Every night that the Spokane Indians played, Grandma listened to their games on the radio. Often she fell asleep before the games had ended, but this didn't stop her from having favorite players -- but, I must admit the 1976 Spokane Indians of Lenn Sakata and Kurt Bevacqua and Moose Haas did not fire her up like Indian teams of previous years featuring such players as Willie Davis, Davey Lopes, Bart Shirley, and Bill Singer. She was, however, tickled that former Spokane Indian, Frank Howard, managed this team.

Grandma's family originated in Tennessee and Kentucky and she was a lifelong Democrat. She loved watching the 1976 Democratic campaign and was ecstatic about the rise of her fellow southerner Jimmy Carter. I was living with Grandma during the 1976 Democratic Convention and we sat in enraptured silence and listened to the great orator and Representative from Texas, Barbara Jordan give a monumental speech. We also listened to Jimmy Carter give his acceptance speech and I loved how happy it made Grandma that he would run for president. She was really happy in the fall when he won.

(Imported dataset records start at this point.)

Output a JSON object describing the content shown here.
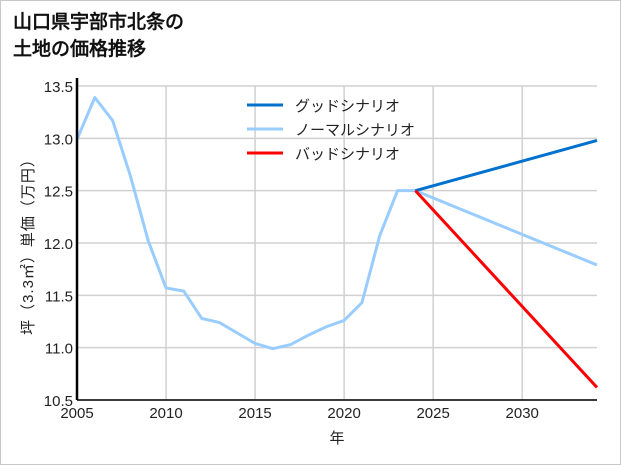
{
  "title_lines": [
    "山口県宇部市北条の",
    "土地の価格推移"
  ],
  "chart_data": {
    "type": "line",
    "title": "山口県宇部市北条の土地の価格推移",
    "xlabel": "年",
    "ylabel": "坪（3.3㎡）単価（万円）",
    "xlim": [
      2005,
      2034.2
    ],
    "ylim": [
      10.5,
      13.5
    ],
    "xticks": [
      2005,
      2010,
      2015,
      2020,
      2025,
      2030
    ],
    "yticks": [
      10.5,
      11.0,
      11.5,
      12.0,
      12.5,
      13.0,
      13.5
    ],
    "ytick_labels": [
      "10.5",
      "11.0",
      "11.5",
      "12.0",
      "12.5",
      "13.0",
      "13.5"
    ],
    "grid": true,
    "legend_position": "top-center",
    "series": [
      {
        "name": "グッドシナリオ",
        "color": "#0072CE",
        "x": [
          2024,
          2034.2
        ],
        "y": [
          12.5,
          12.98
        ]
      },
      {
        "name": "ノーマルシナリオ",
        "color": "#99CCFF",
        "x": [
          2005,
          2006,
          2007,
          2008,
          2009,
          2010,
          2011,
          2012,
          2013,
          2014,
          2015,
          2016,
          2017,
          2018,
          2019,
          2020,
          2021,
          2022,
          2023,
          2024,
          2034.2
        ],
        "y": [
          12.99,
          13.39,
          13.17,
          12.64,
          12.02,
          11.57,
          11.54,
          11.28,
          11.24,
          11.14,
          11.04,
          10.99,
          11.03,
          11.12,
          11.2,
          11.26,
          11.43,
          12.07,
          12.5,
          12.5,
          11.79
        ]
      },
      {
        "name": "バッドシナリオ",
        "color": "#FF0000",
        "x": [
          2024,
          2034.2
        ],
        "y": [
          12.5,
          10.62
        ]
      }
    ]
  }
}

Grandma listened to different preachers on the radio and she subscribed to literature from the Unity church. She talked with me often about how she understood our world. She was troubled by division, by people of God dividing themselves into different denominations and with the way their differences led to conflict and distrust. She loved the idea that one day in heaven these divisions would dissolve, that in the afterlife we flawed and divisive humans would see the errors of our schismatic ways on earth, and in eternity we would be at one, in harmony, with our Creator.  When Grandma talked about these things, she almost sang her words instead of just speaking them and I wondered if, without even knowing it, she was imitating the oratory of preachers she'd heard when she was a youth.

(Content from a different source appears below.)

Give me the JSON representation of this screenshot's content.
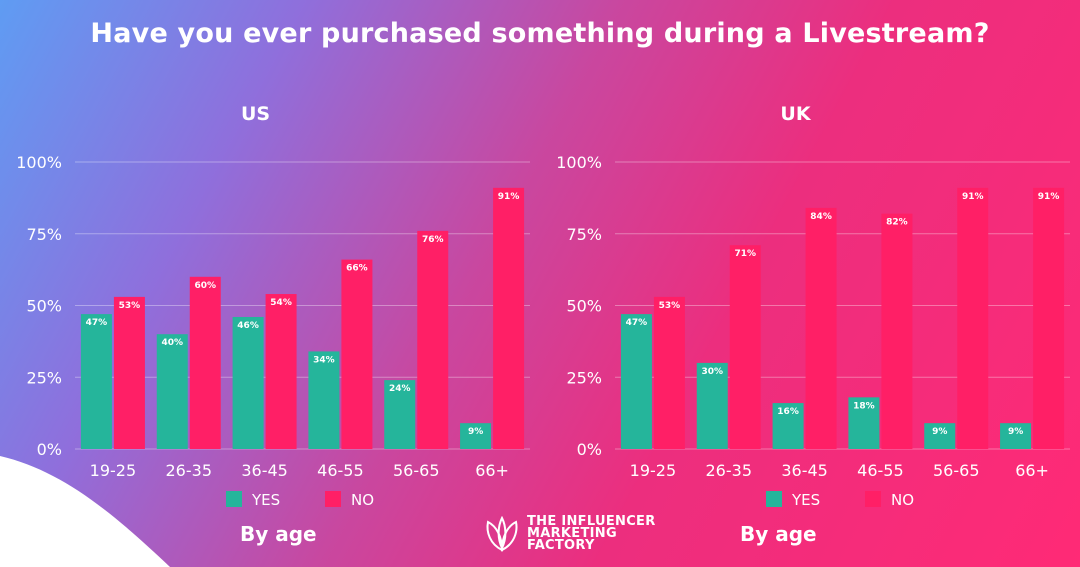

Grandma shared her spiritual understanding of life with me most often at her kitchen table, usually after we'd eaten dinner together. I don't remember what all Grandma fixed for us for dinner, but my most delicious memories of Grandma Woolum of are her fried chicken dinners. I'm not totally sure how Grandma fried chicken, but she did something that made hers the best I've ever eaten. Maybe she fried it in shortening. Maybe it was the amount of time the chicken fried in the pan. Maybe she had a secret way of seasoning the chicken. I just don't know. From her chicken drippings, she made rich, velvet gravy poured over perfectly mashed potatoes. As heavenly as Grandma's chicken, gravy, and potatoes were, though, for me, the best part of the chicken dinner was Grandma's green beans, especially the ones that came right out of her garden. Again, I wasn't savvy enough around food and the kitchen back in those days to know what Grandma did to make her beans so memorably delicious. All I know is that when our family visited Grandma or, during that summer, when Grandma fixed fried chicken, I was in that place Grandma used to tell me about where all divisions dissolved and harmony and pure joy reigned.